La nacionalidad es pertenencia a una nación, a una comunidad que procede de una historia común y, sobre todo, alberga un proyecto de vida en común, de futuro.
En otras lenguas, en otros sistemas, ese vínculo no se expresa por referencia a una nación (“nacionalidad”), sino al Estado (“Staatsangehörigkeit”, en alemán, por ejemplo).
El Estado no es sino la forma jurídica de una nación, y ésta, un concepto que le precede. Es la Nación Española la soberana y la que proclama su voluntad de consolidar un Estado de Derecho (Preámbulo de la Constitución española).

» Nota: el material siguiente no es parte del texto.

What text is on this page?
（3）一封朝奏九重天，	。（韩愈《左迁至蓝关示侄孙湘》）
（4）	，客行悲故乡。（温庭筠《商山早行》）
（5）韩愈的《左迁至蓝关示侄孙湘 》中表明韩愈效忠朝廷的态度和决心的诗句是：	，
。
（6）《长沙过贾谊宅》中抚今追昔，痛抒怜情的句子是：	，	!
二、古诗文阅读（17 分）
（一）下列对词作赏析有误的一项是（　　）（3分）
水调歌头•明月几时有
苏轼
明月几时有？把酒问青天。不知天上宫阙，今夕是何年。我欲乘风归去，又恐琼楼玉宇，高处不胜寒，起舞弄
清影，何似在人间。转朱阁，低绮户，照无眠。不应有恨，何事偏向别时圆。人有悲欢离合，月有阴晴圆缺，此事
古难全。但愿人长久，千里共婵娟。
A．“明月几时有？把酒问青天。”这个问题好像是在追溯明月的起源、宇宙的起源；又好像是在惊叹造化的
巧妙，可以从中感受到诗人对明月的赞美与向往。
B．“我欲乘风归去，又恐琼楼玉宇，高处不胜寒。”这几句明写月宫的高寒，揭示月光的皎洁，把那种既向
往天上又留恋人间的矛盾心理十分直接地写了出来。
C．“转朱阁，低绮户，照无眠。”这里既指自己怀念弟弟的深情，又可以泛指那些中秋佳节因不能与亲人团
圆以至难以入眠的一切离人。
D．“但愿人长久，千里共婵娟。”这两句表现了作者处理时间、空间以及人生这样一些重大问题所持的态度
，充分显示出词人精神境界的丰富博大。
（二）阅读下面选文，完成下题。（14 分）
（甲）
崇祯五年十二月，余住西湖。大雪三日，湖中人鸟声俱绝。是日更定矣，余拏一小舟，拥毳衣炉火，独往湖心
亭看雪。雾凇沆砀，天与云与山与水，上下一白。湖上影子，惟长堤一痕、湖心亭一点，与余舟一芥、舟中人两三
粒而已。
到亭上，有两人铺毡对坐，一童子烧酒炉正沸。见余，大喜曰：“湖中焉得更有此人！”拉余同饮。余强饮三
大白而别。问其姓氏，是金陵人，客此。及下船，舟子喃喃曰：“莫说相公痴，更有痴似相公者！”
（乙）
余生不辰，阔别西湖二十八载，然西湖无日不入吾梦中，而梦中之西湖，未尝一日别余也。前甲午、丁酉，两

Aprendí en aquella ciudad y en aquella escuela a amar a España, a sentirme español, por encima de las vicisitudes políticas del Estado. Aprendí a leer y a escribir en “español”; por antonomasia, nuestra lengua común.
Pero cuando más español me he sentido ha sido como Embajador de España, en el reinado de Juan Carlos I, transmitiendo al mundo la convocatoria de la Exposición Universal Sevilla-1992, conmemorativa del V Centenario del Descubrimiento, e invitando a todas las naciones a reunirse en la plaza mayor de la Cartuja para rendir homenaje a la capacidad de la mente humana para el hallazgo, la invención, la creación. Se trataba de proyectar al mundo la imagen real de España, de su rico patrimonio histórico, de su auténtico presente y de su prometedora capacidad de futuro.
Me siento orgulloso de haber contribuido al buen fin de esa aventura, de haber representado a España en aquellos momentos históricos; pero, sobre todo, de ser español.